Изо дня в день ты ведешь убогое существование, в
угнетении и унижении, недоедая, недосыпая, и все твое тело, как бичами,
исхлестано окриками твоих сторожей. Каждую минуту насильственно низвергают
тебя в твою ограниченность, за малейшую попытку протеста тебя наказывают
или убивают, по приказанию твоих хозяев.
Тебе запрещено говорить, чтобы ты
не сблизился с твоим братом, стоящим рядом с тобою. Вокруг тебя царит
железное молчание. Твоя мысль - одна глубокая боль, дисциплина необходима
для того, чтобы перековать толпу в армию, и механизированный порядок,
невзирая на смутное родство, возникающее порой между тобою и твоим
ближайшим начальником, тебя парализует, чтобы твое тело лучше двигалось в
такт шеренге и полку, куда, уничтожив все, что ты есть, ты входишь уже
подобием мертвеца.
Если некоторые и проскальзывают сквозь ячеи невода, значит, эти трусы
все же люди сильные. Они редки, невзирая на очевидность, как редки сильные.
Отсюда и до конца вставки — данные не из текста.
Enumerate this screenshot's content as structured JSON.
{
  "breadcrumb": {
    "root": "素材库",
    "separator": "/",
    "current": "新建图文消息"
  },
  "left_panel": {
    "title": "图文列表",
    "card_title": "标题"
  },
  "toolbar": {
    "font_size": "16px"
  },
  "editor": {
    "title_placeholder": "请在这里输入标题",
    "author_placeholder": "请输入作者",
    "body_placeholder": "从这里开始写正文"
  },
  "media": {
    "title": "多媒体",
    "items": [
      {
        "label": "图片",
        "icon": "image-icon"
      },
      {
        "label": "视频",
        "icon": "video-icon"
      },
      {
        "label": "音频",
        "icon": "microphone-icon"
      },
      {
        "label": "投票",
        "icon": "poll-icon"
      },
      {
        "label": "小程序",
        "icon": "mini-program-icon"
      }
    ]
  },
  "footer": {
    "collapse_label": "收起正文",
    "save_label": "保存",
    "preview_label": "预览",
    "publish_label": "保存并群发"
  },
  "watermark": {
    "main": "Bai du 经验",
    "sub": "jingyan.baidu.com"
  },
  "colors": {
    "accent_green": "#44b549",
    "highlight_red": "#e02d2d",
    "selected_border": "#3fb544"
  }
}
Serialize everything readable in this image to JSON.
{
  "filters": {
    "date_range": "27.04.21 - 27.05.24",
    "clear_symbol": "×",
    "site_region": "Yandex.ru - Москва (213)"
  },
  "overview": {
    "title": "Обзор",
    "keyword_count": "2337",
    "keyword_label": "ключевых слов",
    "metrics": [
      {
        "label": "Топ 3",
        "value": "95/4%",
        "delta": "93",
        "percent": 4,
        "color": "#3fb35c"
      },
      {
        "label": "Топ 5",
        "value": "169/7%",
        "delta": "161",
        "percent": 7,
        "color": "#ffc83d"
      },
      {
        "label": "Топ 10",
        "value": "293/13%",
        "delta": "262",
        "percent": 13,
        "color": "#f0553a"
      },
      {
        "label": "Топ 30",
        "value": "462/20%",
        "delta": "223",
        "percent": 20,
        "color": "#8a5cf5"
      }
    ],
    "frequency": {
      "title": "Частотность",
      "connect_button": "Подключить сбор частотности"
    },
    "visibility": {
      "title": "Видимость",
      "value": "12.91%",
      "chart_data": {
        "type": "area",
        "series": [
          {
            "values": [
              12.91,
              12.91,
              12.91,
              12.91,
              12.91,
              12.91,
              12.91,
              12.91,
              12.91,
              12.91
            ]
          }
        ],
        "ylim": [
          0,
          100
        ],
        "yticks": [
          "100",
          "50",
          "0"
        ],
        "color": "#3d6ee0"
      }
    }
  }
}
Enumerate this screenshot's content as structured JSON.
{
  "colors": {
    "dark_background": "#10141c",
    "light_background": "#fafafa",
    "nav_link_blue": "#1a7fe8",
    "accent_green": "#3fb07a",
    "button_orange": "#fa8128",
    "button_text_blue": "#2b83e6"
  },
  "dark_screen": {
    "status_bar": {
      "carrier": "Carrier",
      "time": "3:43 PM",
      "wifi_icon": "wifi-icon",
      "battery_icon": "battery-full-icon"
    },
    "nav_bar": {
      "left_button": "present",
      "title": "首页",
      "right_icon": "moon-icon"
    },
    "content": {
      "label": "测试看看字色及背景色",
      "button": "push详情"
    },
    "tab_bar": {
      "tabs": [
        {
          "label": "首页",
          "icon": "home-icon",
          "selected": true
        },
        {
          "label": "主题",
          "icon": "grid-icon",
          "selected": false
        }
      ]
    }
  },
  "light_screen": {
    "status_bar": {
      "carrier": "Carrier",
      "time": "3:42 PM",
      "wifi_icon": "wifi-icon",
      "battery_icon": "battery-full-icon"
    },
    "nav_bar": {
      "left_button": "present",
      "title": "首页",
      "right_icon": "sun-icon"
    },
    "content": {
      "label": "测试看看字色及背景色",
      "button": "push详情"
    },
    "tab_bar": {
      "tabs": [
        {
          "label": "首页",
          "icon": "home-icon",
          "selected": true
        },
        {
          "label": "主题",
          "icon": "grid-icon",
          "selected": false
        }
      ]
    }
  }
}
Ты, единичный человек, обыденный человек, смиренная миллиардная часть
человечества, ты не бежишь ни от чего, и ты идешь до конца событий или до
собственного конца.
Ты будешь раздавлен. Или ты будешь уничтожен на бойне подобными себе,
потому что война - это вы сами, или ты вернешься домой калекой, страшным
незнакомцем, узнать которого можно только по обрывку лица, или ты вернешься
в свой уголок земного шара слабым или больным, сохранив лишь свою
жалкую жизнь, без сил, без радости, выбитый из колеи долгим отсутствием, и
ничто никогда не вернет тебе убитого понапрасну времени.
Даже будучи избранником
чудесной удачи, даже уцелев при победе, ты будешь побежден. Когда ты снова
впряжешься в ненасытную машину рабочих часов, в кругу своих, из которых
торгаши, в одержимости наживы, успели высосать последние соки, работа
станет тяжелее прежнего, потому что ты будешь расплачиваться за все
неисчислимые последствия войны.
Ты, населявший тюрьмы городов или овины,
спеши населить неподвижность полей битв, более обширных, чем площади
столиц, и если ты останешься в живых - плати! Оплачивай славу - не твою -
или разрушения, которые твоими руками произвели другие.
...
Но чего никогда не узнают дети убитых и калеки, оставшиеся в живых, это истинной цели, во имя которой правители начали войну.
Анри Барбюс. "Ясность", 1919 г.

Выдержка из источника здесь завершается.